Wednesday, October 7, 2009


The best thing about an early morning flight is getting up at the crack of dawn and rushing to the airport, and for someone a bit anxious like me, that means getting to the airport at 4 a.m. for a 6 a.m. flight. Fortunately, my Air France flight was scheduled to take off at 3:30 and the command on the e-ticket was to check in no later than 2:30. So I planned to get to the airport by 1:30, and be anxiety free.

Leila and I awoke at 6:30 and that is the worst thing about an afternoon departure. How do you fill those hours between arising and departing? Packing had started several days earlier and finished up the night before, as I repeatedly packed and unpacked, shifting items from the large rolling duffel destined for the belly of the plane to the carryon, all in order to get the weight of the duffle down to 50.6 pounds. If I were over that limit, so I believed from reading the advice on the Air France web page, I would be surcharged $50. That I could have handled, but for the second hop, via Brussels Air from Brussels to Kigali, the penalty would have been $200.

Unsuccessful in getting the weight down to 50.6 pounds, I went once again to the Air France web site and reread the baggage rules. I then discovered that I was allowed one carryon plus another small bag, such as a computer bag. Voila! The solution. I transferred the my large Dell laptop, and the still boxed mini laptop I was taking to Richard Malengule, a Congolese human rights attorney, and about 50 high energy bars , along with writing tablets, power cords, earphones, and my reading material, Le Petit Prince and Les Adventures du Nicolas. (Kids' books yes, but Petit Prince has gems for readers of all ages, and Petit Nicolas is a great assist, with explanations of grammar and vocabulary in the margins.
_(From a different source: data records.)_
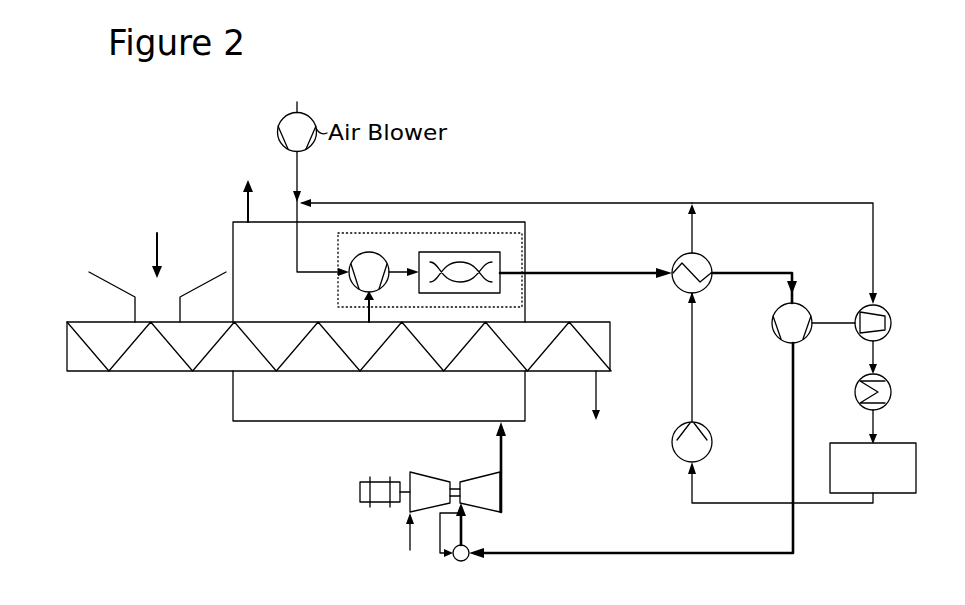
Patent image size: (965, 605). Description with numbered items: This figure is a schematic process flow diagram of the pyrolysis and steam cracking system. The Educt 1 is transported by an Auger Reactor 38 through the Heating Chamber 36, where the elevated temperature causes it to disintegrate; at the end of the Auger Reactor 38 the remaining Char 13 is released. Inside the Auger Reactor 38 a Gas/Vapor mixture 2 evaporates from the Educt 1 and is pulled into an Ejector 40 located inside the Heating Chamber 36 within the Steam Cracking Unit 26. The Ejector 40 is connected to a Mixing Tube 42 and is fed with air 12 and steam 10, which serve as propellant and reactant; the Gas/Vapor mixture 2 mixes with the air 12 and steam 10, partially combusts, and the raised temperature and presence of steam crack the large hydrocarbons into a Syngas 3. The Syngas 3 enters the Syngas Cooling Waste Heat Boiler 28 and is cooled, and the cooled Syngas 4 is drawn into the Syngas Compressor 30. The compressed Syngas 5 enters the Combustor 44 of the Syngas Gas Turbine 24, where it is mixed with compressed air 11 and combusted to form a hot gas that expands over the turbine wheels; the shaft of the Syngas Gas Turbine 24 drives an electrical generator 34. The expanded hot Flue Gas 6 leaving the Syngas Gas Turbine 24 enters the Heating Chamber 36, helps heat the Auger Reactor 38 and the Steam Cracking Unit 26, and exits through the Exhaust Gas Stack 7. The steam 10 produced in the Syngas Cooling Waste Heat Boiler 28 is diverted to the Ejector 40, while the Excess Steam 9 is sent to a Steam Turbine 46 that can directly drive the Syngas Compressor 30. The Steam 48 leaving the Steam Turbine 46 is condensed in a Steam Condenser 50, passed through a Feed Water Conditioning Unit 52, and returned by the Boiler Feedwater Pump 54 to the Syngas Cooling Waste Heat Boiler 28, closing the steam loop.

The Educt 1 is at (157, 277).
The Gas/Vapor mixture 2 is at (369, 315).
The Syngas 3 is at (600, 273).
The cooled Syngas 4 is at (750, 273).
The compressed Syngas 5 is at (540, 553).
The Flue Gas 6 is at (501, 440).
The Exhaust Gas Stack 7 is at (243, 186).
The Excess Steam 9 is at (760, 203).
The steam 10 is at (496, 192).
The compressed air 11 is at (410, 541).
The air 12 is at (298, 173).
The Char 13 is at (594, 403).
The Syngas Gas Turbine 24 is at (460, 481).
The Steam Cracking Unit 26 is at (522, 234).
The Syngas Cooling Waste Heat Boiler 28 is at (677, 289).
The Syngas Compressor 30 is at (772, 323).
The electrical generator 34 is at (358, 496).
The Heating Chamber 36 is at (262, 420).
The Auger Reactor 38 is at (205, 363).
The Ejector 40 is at (354, 257).
The Mixing Tube 42 is at (460, 252).
The Combustor 44 is at (461, 561).
The Steam Turbine 46 is at (891, 323).
The Steam 48 is at (874, 353).
The Steam Condenser 50 is at (891, 392).
The Feed Water Conditioning Unit 52 is at (916, 473).
The Boiler Feedwater Pump 54 is at (711, 438).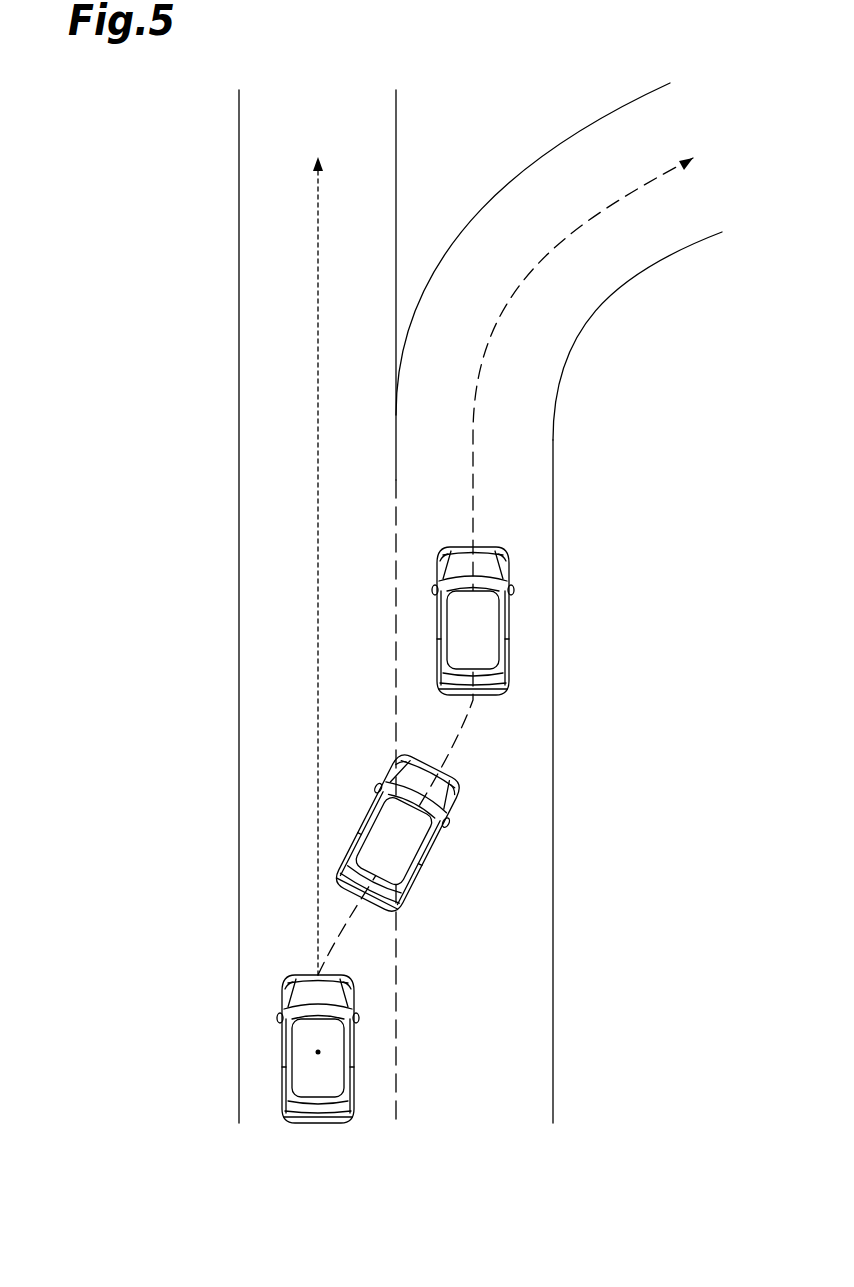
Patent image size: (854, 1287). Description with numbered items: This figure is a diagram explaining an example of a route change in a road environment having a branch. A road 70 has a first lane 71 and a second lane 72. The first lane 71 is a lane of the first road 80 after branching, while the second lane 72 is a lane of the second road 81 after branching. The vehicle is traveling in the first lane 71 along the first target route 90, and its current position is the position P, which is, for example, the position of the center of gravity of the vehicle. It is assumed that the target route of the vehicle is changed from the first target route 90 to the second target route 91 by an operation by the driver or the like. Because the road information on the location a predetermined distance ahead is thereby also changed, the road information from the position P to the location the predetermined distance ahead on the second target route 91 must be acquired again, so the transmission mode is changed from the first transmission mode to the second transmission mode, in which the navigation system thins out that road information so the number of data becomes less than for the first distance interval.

The road 70 is at (553, 880).
The first lane 71 is at (328, 1150).
The second lane 72 is at (481, 1150).
The first road 80 is at (396, 126).
The second road 81 is at (600, 116).
The first target route 90 is at (318, 243).
The second target route 91 is at (580, 214).
The position P is at (316, 1052).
So after once again strapping the rolling duffel on my back and stepping upon the bathroom scales, I finally achieved the goal of 248 pounds, allocated between me and the duffel. I learned from the Air France ticket agent that all that effort was unnecessary. She explained if I had only one bag to check (2 are allowed) I would be allowed somewhere around 70 pounds.

The flight was uneventful. Fortunately I had snared an exit row seat, and had no seat in front of me, thus allowing a lot of stretching out, and with my inflatable butt cushion and neck collar, I actually was able to get a few hours sleep. With an AA (ambien assist).
Upon departure, I was able within a few minutes’ walk to the TGV station (Train Grand Vitesse, loosely translated, Really Fast Train) and was in Brussels in an hour and a half. Chatted about half the way with a Belgian man who makes several trips each year with a couple hundred pounds of used, but very serviceable clothes for little children. It is all on his own dime, but he is answering the question, “but Lord, when did we clothe thee?

I believe that meeting him was a good omen for my trip.

1 comment:

  1. Oh the joys of international travel. Glad you met a man who served as a good omen. The first of many we hope.